Apakah Tabu? Aku Berdiam

Menulis dangan realita terdekat, nafsu.....andai ada mentari wajahmu yang mampu aku jamah....andai mampu kudekap sinaran tubuhmu....kuredam kegelisahanku padamu dan kuhancurkan duka laramu dihatiku....

Sering tak bisa aku terlelap meski tubuh telah letih...dan sering aku bertanya apa yang akhir-akhir ini membuatku tak bisa menulis, jangankan untuk selembar kisah, sebait puisipun aku tak mampu.

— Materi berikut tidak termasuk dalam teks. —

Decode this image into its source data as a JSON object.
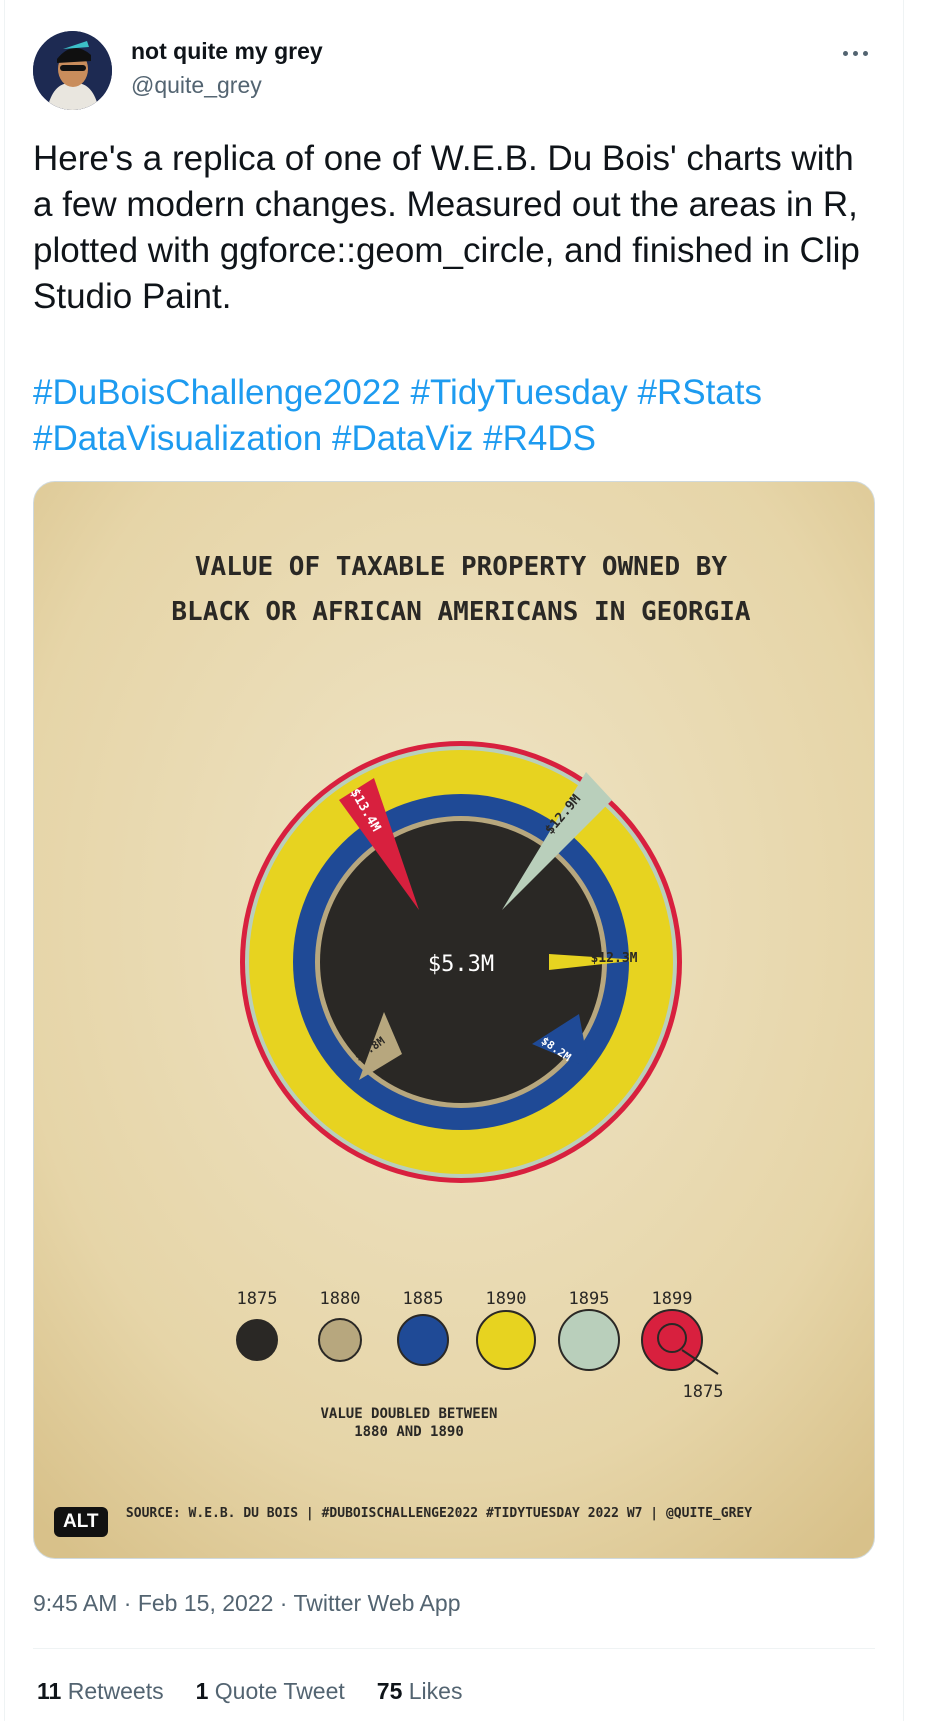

Itu karena sebuah kalimat yang masih kupendam jauh di dasar mimpiku, kata yang mudah saja tapi lidahku dikunci untuk mengatakannya....Bukan aku takut untuk kehilanganmu, bukan pula aku ingin mendominasi hidupmu....

Rasaku ada diantara dua lembah itu....diapit gunung membatu, ditiup udara yang sering berubah-ubah, kadang sejuk, panas, gersang, sepi hingga badai yang bergemuruh hebat.

Tapi kasihku ini tak di aliri oleh mata air senyummu...hingga melayu senyu...meredup tapi masih berusaha kujaga agar tak mati.

Agar mungkin suatu waktu nanti api kecilku dapat menolongmu yang tersesat dalam gelap, agar tegap pundakku masih utuh kapanpun kau memerlukan sandaran. Agar binar mata kecoklatan yang kau miliki masih terang, masih menyenangkan.

Lalu kau mampu terbang melayang dan sanggup untuk melindungi seperti aku melindungimu, maka aku akan percayakan kau pergi untuk memimpin jalan yang akan ditempuh diri dan bayangmu yang mengikuti. Walau sesilat lidahku belum pernah mengatakan bahwa betapa aku sangat menyayangimu.